JpGU-AGU Joint Meeting 2017

Presentation information

[JJ] Poster

S (Solid Earth Sciences) » S-EM Earth's Electromagnetism

[S-EM20] [JJ] Geomagnetism, Paleomagneteism and Rock Magnetism

Sat. May 20, 2017 3:30 PM - 5:00 PM Poster Hall (International Exhibition Hall HALL7)

convener:Yusuke Suganuma(National institute of Polar Research), Yuhji Yamamoto(Center for Advanced Marine Core Research, Kochi University), Tadahiro Hatakeyama(Information Processing Center, Okayama University of Science)

[SEM20-P08] Characterizations of fault slip zones in Nojima fault gouge by scanning magnetic microscopes

Tomohiko Fukuzawa2, *Norihiro Nakamura1, Hirokuni Oda4, Minoru Uehara3, Hiroyuki Nagahama2 (1.Institute for Excellence in Higher Education, Tohoku University, 2.Earth Science, Tohoku University, 3.CEREGE, France, 4.National Institute of Advanced Industrial Science and Technology)

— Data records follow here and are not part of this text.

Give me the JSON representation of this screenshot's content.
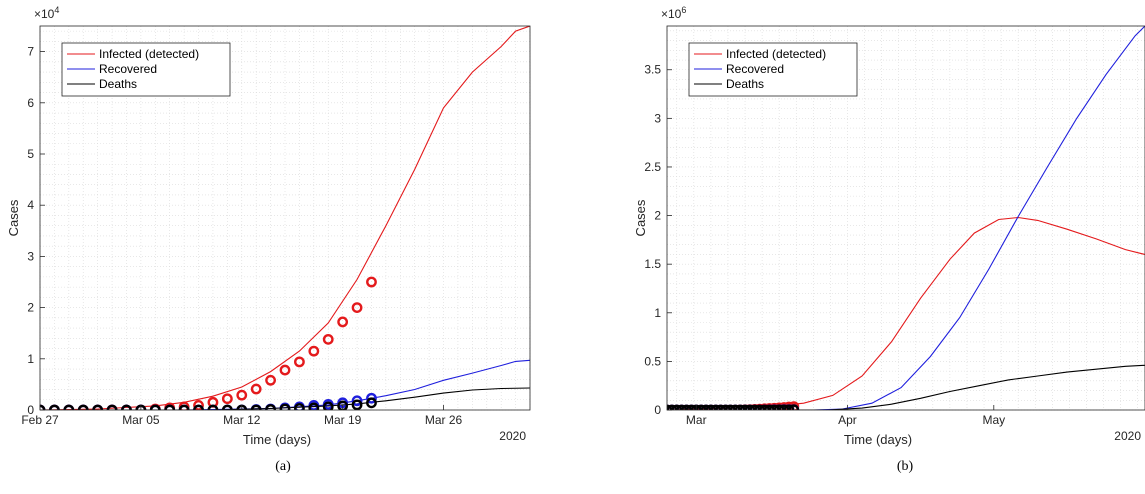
{
  "chart_data": [
    {
      "type": "line",
      "panel_label": "(a)",
      "xlabel": "Time (days)",
      "ylabel": "Cases",
      "y_exponent": "4",
      "year_label": "2020",
      "x_is_day_index_from": "Feb 27",
      "xlim": [
        0,
        34
      ],
      "ylim": [
        0,
        75000
      ],
      "x_ticks": [
        {
          "x": 0,
          "label": "Feb 27"
        },
        {
          "x": 7,
          "label": "Mar 05"
        },
        {
          "x": 14,
          "label": "Mar 12"
        },
        {
          "x": 21,
          "label": "Mar 19"
        },
        {
          "x": 28,
          "label": "Mar 26"
        }
      ],
      "y_ticks": [
        {
          "y": 0,
          "label": "0"
        },
        {
          "y": 10000,
          "label": "1"
        },
        {
          "y": 20000,
          "label": "2"
        },
        {
          "y": 30000,
          "label": "3"
        },
        {
          "y": 40000,
          "label": "4"
        },
        {
          "y": 50000,
          "label": "5"
        },
        {
          "y": 60000,
          "label": "6"
        },
        {
          "y": 70000,
          "label": "7"
        }
      ],
      "grid": true,
      "legend_position": "top-left",
      "series": [
        {
          "name": "Infected (detected)",
          "color": "#e41a1c",
          "kind": "line",
          "x": [
            0,
            4,
            8,
            10,
            12,
            14,
            16,
            18,
            20,
            22,
            24,
            26,
            28,
            30,
            32,
            33,
            34
          ],
          "y": [
            0,
            200,
            800,
            1500,
            2700,
            4500,
            7500,
            11500,
            17000,
            25500,
            36000,
            47000,
            59000,
            66000,
            71000,
            74000,
            75000
          ]
        },
        {
          "name": "Recovered",
          "color": "#1f1fdd",
          "kind": "line",
          "x": [
            0,
            10,
            16,
            20,
            22,
            24,
            26,
            28,
            30,
            32,
            33,
            34
          ],
          "y": [
            0,
            0,
            300,
            1000,
            1800,
            2800,
            4000,
            5800,
            7200,
            8700,
            9500,
            9700
          ]
        },
        {
          "name": "Deaths",
          "color": "#000000",
          "kind": "line",
          "x": [
            0,
            12,
            16,
            20,
            22,
            24,
            26,
            28,
            30,
            32,
            34
          ],
          "y": [
            0,
            0,
            300,
            800,
            1200,
            1800,
            2500,
            3300,
            3900,
            4200,
            4300
          ]
        },
        {
          "name": "",
          "color": "#e41a1c",
          "kind": "markers",
          "x": [
            0,
            1,
            2,
            3,
            4,
            5,
            6,
            7,
            8,
            9,
            10,
            11,
            12,
            13,
            14,
            15,
            16,
            17,
            18,
            19,
            20,
            21,
            22,
            23
          ],
          "y": [
            0,
            0,
            0,
            0,
            0,
            0,
            0,
            0,
            200,
            400,
            600,
            900,
            1500,
            2200,
            2900,
            4100,
            5800,
            7800,
            9400,
            11500,
            13800,
            17200,
            20000,
            25000
          ]
        },
        {
          "name": "",
          "color": "#1f1fdd",
          "kind": "markers",
          "x": [
            0,
            1,
            2,
            3,
            4,
            5,
            6,
            7,
            8,
            9,
            10,
            11,
            12,
            13,
            14,
            15,
            16,
            17,
            18,
            19,
            20,
            21,
            22,
            23
          ],
          "y": [
            0,
            0,
            0,
            0,
            0,
            0,
            0,
            0,
            0,
            0,
            0,
            0,
            0,
            0,
            0,
            100,
            200,
            400,
            600,
            900,
            1100,
            1400,
            1800,
            2300
          ]
        },
        {
          "name": "",
          "color": "#000000",
          "kind": "markers",
          "x": [
            0,
            1,
            2,
            3,
            4,
            5,
            6,
            7,
            8,
            9,
            10,
            11,
            12,
            13,
            14,
            15,
            16,
            17,
            18,
            19,
            20,
            21,
            22,
            23
          ],
          "y": [
            0,
            0,
            0,
            0,
            0,
            0,
            0,
            0,
            0,
            0,
            0,
            0,
            0,
            0,
            0,
            0,
            100,
            200,
            300,
            400,
            600,
            800,
            1000,
            1400
          ]
        }
      ]
    },
    {
      "type": "line",
      "panel_label": "(b)",
      "xlabel": "Time (days)",
      "ylabel": "Cases",
      "y_exponent": "6",
      "year_label": "2020",
      "x_is_day_index_from": "Feb 24",
      "xlim": [
        0,
        98
      ],
      "ylim": [
        0,
        3950000
      ],
      "x_ticks": [
        {
          "x": 6,
          "label": "Mar"
        },
        {
          "x": 37,
          "label": "Apr"
        },
        {
          "x": 67,
          "label": "May"
        }
      ],
      "y_ticks": [
        {
          "y": 0,
          "label": "0"
        },
        {
          "y": 500000,
          "label": "0.5"
        },
        {
          "y": 1000000,
          "label": "1"
        },
        {
          "y": 1500000,
          "label": "1.5"
        },
        {
          "y": 2000000,
          "label": "2"
        },
        {
          "y": 2500000,
          "label": "2.5"
        },
        {
          "y": 3000000,
          "label": "3"
        },
        {
          "y": 3500000,
          "label": "3.5"
        }
      ],
      "grid": true,
      "legend_position": "top-left",
      "series": [
        {
          "name": "Infected (detected)",
          "color": "#e41a1c",
          "kind": "line",
          "x": [
            0,
            20,
            28,
            34,
            40,
            46,
            52,
            58,
            63,
            68,
            72,
            76,
            82,
            88,
            94,
            98
          ],
          "y": [
            0,
            30000,
            70000,
            150000,
            350000,
            700000,
            1150000,
            1550000,
            1820000,
            1960000,
            1980000,
            1950000,
            1860000,
            1760000,
            1650000,
            1600000
          ]
        },
        {
          "name": "Recovered",
          "color": "#1f1fdd",
          "kind": "line",
          "x": [
            0,
            30,
            36,
            42,
            48,
            54,
            60,
            66,
            72,
            78,
            84,
            90,
            96,
            98
          ],
          "y": [
            0,
            0,
            10000,
            70000,
            230000,
            550000,
            950000,
            1450000,
            1990000,
            2500000,
            3000000,
            3450000,
            3850000,
            3950000
          ]
        },
        {
          "name": "Deaths",
          "color": "#000000",
          "kind": "line",
          "x": [
            0,
            33,
            40,
            46,
            52,
            58,
            64,
            70,
            76,
            82,
            88,
            94,
            98
          ],
          "y": [
            0,
            0,
            20000,
            60000,
            120000,
            190000,
            250000,
            310000,
            350000,
            390000,
            420000,
            450000,
            460000
          ]
        },
        {
          "name": "",
          "color": "#e41a1c",
          "kind": "markers",
          "x": [
            0,
            1,
            2,
            3,
            4,
            5,
            6,
            7,
            8,
            9,
            10,
            11,
            12,
            13,
            14,
            15,
            16,
            17,
            18,
            19,
            20,
            21,
            22,
            23,
            24,
            25,
            26
          ],
          "y": [
            0,
            0,
            0,
            0,
            0,
            0,
            0,
            0,
            0,
            0,
            0,
            0,
            0,
            0,
            0,
            1000,
            2000,
            4000,
            6000,
            9000,
            12000,
            15000,
            18000,
            22000,
            26000,
            30000,
            35000
          ]
        },
        {
          "name": "",
          "color": "#1f1fdd",
          "kind": "markers",
          "x": [
            0,
            1,
            2,
            3,
            4,
            5,
            6,
            7,
            8,
            9,
            10,
            11,
            12,
            13,
            14,
            15,
            16,
            17,
            18,
            19,
            20,
            21,
            22,
            23,
            24,
            25,
            26
          ],
          "y": [
            0,
            0,
            0,
            0,
            0,
            0,
            0,
            0,
            0,
            0,
            0,
            0,
            0,
            0,
            0,
            0,
            0,
            0,
            0,
            0,
            1000,
            1000,
            2000,
            2000,
            3000,
            3000,
            4000
          ]
        },
        {
          "name": "",
          "color": "#000000",
          "kind": "markers",
          "x": [
            0,
            1,
            2,
            3,
            4,
            5,
            6,
            7,
            8,
            9,
            10,
            11,
            12,
            13,
            14,
            15,
            16,
            17,
            18,
            19,
            20,
            21,
            22,
            23,
            24,
            25,
            26
          ],
          "y": [
            0,
            0,
            0,
            0,
            0,
            0,
            0,
            0,
            0,
            0,
            0,
            0,
            0,
            0,
            0,
            0,
            0,
            0,
            0,
            0,
            0,
            0,
            0,
            1000,
            1000,
            1000,
            2000
          ]
        }
      ]
    }
  ]
}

Microscopic billow-like wavy folds and frictional slip zones have been observed along slip planes of the Nojima active fault, southwest Japan. The folds are similar in form to Kelvin Helmholtz (KH)-instabilities occurring in fluids, which suggests that the slip zone underwent "lubrication" such as frictional melting or fluidization of fault gouge materials. Since the folds and frictional slip zones are consisted of fine-grained granular materials, the driving mechanism of faulting might be fluidization induced by fault rupture and frictional heating. If the temperature range for generation of the billow-like wavy folds and slip zones can be determined, we can constrain the physical properties of fault gouge materials during seismic slip. In this presentation, we report on rock magnetic studies that identify seismic slip zones associated with the folds and slip zones, and their temperature rises during ancient seismic slips of the Nojima active fault. Using a scanning magneto-impedance (MI) magnetic microscope and a scanning superconducting quantum interference device (SQUID) microscope (SSM), we observed that such folds and slip zones are magnetized. Our heating experiments suggested that this magnetization is due to the production of magnetite through thermal decomposition of antiferromagnetic or paramagnetic minerals in the gouge at temperatures over 350°C. Considering rock magnetic results and microtextural records with fluid mechanical method, the existence of KH-type billow-like wavy folds prefers the fluidization model to frictional melting, suggesting that the existence of such low viscosity fluid induced by fluidization and frictional heating decreased the frictional strength of the fault slip zone.